Sebuah studi yang diterbitkan dalam jurnal Aging-US menyoroti kemungkinan peran teobromin—senyawa yang terdapat pada kakao—dalam memperlambat penuaan biologis. Studi yang dikutip dari Real Simple ini melibatkan 509 partisipan perempuan kembar, baik identik maupun dizigotik, dengan pemantauan data metabolomik serta asupan makanan harian.

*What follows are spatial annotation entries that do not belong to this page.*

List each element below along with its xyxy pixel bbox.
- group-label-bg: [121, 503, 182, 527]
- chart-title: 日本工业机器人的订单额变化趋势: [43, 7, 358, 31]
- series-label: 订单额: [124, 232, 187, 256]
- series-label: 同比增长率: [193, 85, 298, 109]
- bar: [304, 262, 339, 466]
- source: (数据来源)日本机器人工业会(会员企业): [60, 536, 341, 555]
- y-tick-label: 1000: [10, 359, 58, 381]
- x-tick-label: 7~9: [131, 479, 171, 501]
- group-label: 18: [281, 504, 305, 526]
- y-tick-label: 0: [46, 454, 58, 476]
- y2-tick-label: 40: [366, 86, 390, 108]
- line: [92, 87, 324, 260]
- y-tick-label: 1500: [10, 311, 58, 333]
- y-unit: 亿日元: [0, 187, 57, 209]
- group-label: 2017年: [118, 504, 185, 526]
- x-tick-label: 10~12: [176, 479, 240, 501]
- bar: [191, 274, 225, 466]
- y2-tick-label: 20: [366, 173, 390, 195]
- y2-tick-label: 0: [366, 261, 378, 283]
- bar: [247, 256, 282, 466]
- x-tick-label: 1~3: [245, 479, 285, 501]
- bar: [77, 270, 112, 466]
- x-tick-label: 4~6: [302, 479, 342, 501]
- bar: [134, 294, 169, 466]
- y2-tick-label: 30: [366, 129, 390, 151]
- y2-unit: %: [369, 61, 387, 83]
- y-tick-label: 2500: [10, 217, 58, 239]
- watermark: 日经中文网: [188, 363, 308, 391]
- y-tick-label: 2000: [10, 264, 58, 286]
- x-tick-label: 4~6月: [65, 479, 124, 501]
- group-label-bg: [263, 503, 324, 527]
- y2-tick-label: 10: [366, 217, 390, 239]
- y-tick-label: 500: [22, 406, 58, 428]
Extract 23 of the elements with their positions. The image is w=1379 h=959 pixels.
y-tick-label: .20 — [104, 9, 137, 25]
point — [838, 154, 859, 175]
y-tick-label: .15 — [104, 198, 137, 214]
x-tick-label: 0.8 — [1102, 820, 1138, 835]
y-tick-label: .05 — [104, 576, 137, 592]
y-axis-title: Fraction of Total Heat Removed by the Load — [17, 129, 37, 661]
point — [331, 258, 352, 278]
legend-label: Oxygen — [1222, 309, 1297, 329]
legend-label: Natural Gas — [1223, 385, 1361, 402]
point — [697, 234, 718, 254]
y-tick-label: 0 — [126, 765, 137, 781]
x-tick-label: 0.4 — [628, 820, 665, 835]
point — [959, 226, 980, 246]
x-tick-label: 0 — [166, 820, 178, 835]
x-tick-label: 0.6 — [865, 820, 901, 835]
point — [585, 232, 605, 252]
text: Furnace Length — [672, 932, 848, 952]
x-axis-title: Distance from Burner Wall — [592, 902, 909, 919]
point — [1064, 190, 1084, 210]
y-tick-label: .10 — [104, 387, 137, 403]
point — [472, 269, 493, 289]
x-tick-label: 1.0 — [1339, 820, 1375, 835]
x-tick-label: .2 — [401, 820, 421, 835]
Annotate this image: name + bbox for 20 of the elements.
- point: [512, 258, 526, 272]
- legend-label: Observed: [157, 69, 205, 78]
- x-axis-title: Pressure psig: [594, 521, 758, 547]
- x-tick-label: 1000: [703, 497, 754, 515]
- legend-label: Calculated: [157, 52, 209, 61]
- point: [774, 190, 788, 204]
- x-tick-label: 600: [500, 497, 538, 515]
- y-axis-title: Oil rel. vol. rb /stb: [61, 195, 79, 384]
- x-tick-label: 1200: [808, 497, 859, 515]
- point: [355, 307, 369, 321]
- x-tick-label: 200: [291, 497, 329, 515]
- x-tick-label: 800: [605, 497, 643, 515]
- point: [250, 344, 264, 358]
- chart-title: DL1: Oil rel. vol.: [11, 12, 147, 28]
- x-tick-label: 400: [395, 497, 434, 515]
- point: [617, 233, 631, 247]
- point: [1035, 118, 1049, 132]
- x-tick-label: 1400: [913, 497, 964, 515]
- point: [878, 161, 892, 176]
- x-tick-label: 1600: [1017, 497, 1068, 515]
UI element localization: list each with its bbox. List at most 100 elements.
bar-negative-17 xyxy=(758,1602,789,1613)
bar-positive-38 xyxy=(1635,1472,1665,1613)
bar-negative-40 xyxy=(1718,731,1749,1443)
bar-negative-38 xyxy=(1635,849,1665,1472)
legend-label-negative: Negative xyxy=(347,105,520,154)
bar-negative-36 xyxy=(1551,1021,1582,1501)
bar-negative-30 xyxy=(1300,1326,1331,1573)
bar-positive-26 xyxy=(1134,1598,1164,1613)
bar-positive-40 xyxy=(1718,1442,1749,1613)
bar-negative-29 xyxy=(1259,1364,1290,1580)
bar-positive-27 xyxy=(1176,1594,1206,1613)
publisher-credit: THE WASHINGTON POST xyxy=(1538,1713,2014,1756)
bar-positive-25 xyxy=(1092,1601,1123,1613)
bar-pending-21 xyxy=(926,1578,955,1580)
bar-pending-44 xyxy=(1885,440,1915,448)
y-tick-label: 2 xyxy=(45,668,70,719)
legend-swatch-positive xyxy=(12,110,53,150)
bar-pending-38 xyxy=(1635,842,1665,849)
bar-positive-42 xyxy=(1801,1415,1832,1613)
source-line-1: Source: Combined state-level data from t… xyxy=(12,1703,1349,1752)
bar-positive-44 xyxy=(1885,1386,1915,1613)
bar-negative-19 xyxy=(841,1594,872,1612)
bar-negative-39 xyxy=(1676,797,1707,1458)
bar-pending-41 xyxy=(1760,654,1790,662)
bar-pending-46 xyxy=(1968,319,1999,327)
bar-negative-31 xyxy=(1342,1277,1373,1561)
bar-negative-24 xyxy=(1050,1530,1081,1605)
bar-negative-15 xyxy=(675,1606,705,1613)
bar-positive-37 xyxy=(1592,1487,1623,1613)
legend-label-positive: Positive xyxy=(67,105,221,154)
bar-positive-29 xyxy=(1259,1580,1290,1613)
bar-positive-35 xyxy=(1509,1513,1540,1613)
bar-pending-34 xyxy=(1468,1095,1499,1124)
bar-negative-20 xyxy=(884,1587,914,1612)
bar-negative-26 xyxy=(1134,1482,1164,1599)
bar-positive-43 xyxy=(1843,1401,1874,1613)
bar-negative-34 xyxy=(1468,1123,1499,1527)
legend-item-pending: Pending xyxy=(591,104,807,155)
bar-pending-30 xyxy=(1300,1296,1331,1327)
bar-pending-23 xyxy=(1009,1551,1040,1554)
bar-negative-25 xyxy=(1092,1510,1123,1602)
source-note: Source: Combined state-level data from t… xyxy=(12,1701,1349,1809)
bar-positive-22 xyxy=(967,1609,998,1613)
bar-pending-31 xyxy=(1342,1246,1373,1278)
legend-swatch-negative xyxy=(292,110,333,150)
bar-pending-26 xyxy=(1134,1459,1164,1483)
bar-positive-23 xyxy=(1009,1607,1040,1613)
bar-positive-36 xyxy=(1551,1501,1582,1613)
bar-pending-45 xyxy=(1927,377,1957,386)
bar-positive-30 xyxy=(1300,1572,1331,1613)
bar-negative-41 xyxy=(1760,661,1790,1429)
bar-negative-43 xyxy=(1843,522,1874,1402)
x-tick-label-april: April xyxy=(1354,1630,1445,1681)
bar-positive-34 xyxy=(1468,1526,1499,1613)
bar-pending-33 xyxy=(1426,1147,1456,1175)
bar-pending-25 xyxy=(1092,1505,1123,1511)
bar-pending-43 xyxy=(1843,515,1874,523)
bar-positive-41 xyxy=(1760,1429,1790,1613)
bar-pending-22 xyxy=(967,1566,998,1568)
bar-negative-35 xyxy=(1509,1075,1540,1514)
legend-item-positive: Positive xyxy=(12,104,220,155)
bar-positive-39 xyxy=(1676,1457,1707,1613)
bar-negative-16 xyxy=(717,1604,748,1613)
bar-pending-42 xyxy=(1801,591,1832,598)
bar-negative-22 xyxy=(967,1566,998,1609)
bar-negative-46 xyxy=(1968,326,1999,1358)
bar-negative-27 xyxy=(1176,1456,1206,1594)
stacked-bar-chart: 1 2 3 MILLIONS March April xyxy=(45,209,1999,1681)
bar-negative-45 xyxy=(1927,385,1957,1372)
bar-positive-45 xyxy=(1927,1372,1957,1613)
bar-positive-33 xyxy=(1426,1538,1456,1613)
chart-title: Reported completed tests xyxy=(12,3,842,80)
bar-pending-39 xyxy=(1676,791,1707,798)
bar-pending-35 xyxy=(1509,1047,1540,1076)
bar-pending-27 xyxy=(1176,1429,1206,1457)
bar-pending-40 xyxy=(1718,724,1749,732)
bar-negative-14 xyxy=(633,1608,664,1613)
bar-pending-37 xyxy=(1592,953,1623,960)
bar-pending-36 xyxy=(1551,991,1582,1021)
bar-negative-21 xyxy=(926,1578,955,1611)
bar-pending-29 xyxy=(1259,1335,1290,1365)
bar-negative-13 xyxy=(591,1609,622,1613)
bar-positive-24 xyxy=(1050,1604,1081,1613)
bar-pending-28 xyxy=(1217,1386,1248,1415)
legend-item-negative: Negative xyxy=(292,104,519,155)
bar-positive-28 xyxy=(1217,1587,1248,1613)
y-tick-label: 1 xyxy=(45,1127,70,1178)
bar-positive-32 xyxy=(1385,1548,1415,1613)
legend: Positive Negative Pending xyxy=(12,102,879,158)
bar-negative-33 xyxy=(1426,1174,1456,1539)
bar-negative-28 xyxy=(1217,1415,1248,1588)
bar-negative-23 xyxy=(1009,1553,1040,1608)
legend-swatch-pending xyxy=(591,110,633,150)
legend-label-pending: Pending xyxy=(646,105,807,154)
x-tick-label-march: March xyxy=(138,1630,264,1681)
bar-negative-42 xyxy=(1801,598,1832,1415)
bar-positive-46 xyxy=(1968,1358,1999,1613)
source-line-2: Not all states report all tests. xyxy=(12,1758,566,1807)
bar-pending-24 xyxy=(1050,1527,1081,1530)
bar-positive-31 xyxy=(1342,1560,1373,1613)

Penelitian tersebut mengidentifikasi enam metabolit yang berasal dari kakao dan kopi, yakni teobromin, kafein, paraxanthine, 7-metilxantin, dan theanin. Dari temuan itu, teobromin dilaporkan memiliki kaitan dengan peningkatan umur serta kondisi epigenetik yang lebih baik.

Dalam studi ini, penuaan biologis dinilai melalui perubahan aktivitas gen yang disebut proses epigenetik. Pendekatan tersebut digunakan untuk melihat hubungan antara senyawa alami dalam cokelat dengan laju penuaan tubuh.

Hasil analisis menunjukkan teobromin yang terdapat dalam dark chocolate memiliki hubungan paling kuat dibandingkan senyawa lain yang diteliti. Temuan ini juga disebut sejalan dengan studi berskala kecil yang mengaitkan konsumsi teobromin dalam jumlah sedang dengan peningkatan fungsi otak, keseimbangan kadar kolesterol dan lemak dalam darah, penurunan tekanan darah, serta kondisi mikrobioma usus yang lebih sehat.

Teobromin turut dikaitkan dengan manfaat khusus pada perokok. Asupan senyawa ini, disertai dengan berhenti merokok, dilaporkan berhubungan dengan peningkatan usia epigenetik.

Selain itu, teobromin disebut dapat memperkuat efek vaskular dari flavanol, yakni senyawa tumbuhan yang banyak ditemukan dalam kakao. Meski mekanismenya masih memerlukan penelitian lanjutan, studi tersebut menyimpulkan bahwa konsumsi teobromin, termasuk melalui dark chocolate, berkontribusi pada peningkatan umur manusia.

Dengan konsumsi yang bijak dan seimbang, dark chocolate dapat menjadi pilihan camilan yang dikaitkan dengan potensi umur panjang sekaligus manfaat bagi kesehatan tubuh.